In 1890 the British Library acquired a set of papyri dating from the first century that had been found by archaeologists digging in a rubbish heap near the ancient city of Oxyrhynchus. Amid the trove of tax assessments and official records was a papyrus with a text, known from ancient references and fragments but long believed lost, of what has come to be called the Constitution of Athens, generally attributed to Aristotle. Though the papyrus is hardly complete and has many contested passages, it offers an extensive history of Athenian political development and details Athens’ political structure during the fourth century bc. Suddenly, the institutional configuration of the first democracy became available.
Previously, Athenian democracy had largely been seen as a regime in which the people (dêmos) had power (kratos) and voted in an assembly (ecclesia) where the majority determined the laws and policies for the city. Until the discovery of the papyrus, those writing about ancient Athens relied on the surviving literary works of ancient historians, orators, and philosophers and the comedies of Aristophanes for their depictions of that regime. These texts offered a narrow picture of Athens, largely as a city in which the dêmos (denigrated as the “many,” the “poor,” the “mob”) ruled. Later writers used Athenian democracy either as a warning about the dangers of popular rule or as a splendid model of a sovereign people ruling freely and equally over themselves. William Mitford, who in the late eighteenth century began to write what became for the English the authoritative history of Greece, found “marks of kindred between Turkish despotism and Athenian democracy.” Daniel Webster, speaking in the U.S. Congress in the 1820s, asked, “This free form of government, this popular assembly, the common council held for the common good—where have we contemplated its earliest models?” The answer he gives to his rhetorical question: ancient Athens.
The story I will tell is of the reversal in both England and America of the attitude toward Athenian democracy as a regime to be excoriated into one worthy of admiration and emulation.

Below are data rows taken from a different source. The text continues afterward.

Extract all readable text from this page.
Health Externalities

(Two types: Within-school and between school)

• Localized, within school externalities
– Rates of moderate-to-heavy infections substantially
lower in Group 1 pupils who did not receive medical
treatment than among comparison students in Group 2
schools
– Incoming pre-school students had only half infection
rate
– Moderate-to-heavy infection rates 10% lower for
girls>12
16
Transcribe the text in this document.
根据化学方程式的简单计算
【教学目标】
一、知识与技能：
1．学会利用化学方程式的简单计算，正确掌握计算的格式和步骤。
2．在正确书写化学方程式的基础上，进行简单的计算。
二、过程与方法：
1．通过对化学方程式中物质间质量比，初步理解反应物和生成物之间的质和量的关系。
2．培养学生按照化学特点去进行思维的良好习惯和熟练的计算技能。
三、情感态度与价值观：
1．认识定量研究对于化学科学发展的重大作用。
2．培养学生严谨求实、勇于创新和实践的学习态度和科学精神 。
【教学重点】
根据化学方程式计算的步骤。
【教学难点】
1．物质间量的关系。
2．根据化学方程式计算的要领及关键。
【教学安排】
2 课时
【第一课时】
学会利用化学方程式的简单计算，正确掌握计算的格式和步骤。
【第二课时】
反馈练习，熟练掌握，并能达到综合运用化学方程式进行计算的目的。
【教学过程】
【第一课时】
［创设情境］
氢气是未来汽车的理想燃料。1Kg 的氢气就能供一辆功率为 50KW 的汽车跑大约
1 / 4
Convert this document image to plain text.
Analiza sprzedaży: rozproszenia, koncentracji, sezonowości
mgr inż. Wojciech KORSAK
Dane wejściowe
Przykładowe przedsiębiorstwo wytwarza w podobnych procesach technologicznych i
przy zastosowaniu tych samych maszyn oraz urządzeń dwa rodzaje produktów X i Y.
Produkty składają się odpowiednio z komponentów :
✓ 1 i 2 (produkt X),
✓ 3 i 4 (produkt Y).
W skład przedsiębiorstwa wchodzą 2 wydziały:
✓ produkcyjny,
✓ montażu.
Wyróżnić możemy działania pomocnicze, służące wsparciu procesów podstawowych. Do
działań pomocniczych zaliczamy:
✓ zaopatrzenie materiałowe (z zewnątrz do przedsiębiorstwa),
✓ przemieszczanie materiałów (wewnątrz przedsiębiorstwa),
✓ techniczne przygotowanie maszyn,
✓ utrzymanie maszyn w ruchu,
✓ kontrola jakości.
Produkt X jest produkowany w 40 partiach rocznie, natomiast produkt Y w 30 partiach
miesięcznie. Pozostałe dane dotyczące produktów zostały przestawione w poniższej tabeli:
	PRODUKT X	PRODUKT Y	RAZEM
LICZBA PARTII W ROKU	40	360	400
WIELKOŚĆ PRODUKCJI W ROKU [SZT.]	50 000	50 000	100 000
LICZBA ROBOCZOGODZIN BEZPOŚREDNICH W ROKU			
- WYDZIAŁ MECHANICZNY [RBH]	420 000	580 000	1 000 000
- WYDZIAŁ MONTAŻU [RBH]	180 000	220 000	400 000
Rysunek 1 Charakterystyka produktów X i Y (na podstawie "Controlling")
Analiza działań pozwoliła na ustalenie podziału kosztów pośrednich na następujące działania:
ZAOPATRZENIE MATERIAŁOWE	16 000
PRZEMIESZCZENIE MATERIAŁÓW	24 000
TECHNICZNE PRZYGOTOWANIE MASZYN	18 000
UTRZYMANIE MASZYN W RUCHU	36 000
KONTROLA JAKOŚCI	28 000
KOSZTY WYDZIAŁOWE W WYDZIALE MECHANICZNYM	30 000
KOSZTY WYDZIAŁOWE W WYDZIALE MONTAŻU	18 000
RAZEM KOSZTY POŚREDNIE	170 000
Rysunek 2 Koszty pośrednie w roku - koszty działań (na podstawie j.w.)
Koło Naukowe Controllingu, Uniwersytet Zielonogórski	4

The discovery of the Constitution of Athens, however, allows us to look beyond the Athenian democracy that existed in the political imagination of earlier authors. It offers specifics about the first democracy that went far beyond the etymology of the word democracy. Scholars with an interest in ancient history began to learn about the complex institutions of this regime: the elaborate procedures for identifying who could be counted as a citizen and therefore allowed to vote in the ecclesia; who by a process of sortition filled numerous administrative offices; how the five hundred members of the administrative council (boulê) were chosen by lot, how these officers dined together, and how they determined the agenda for the ecclesia. These facts, and many more, can now inform our understanding of the intricate practices involved in maintaining the self-governing polity of ancient Athenian democracy. The detailed practices of Athenian democracy reveal the complex tensions existing within regimes that aspire to instantiate the democratic principles of freedom, equality, and participation.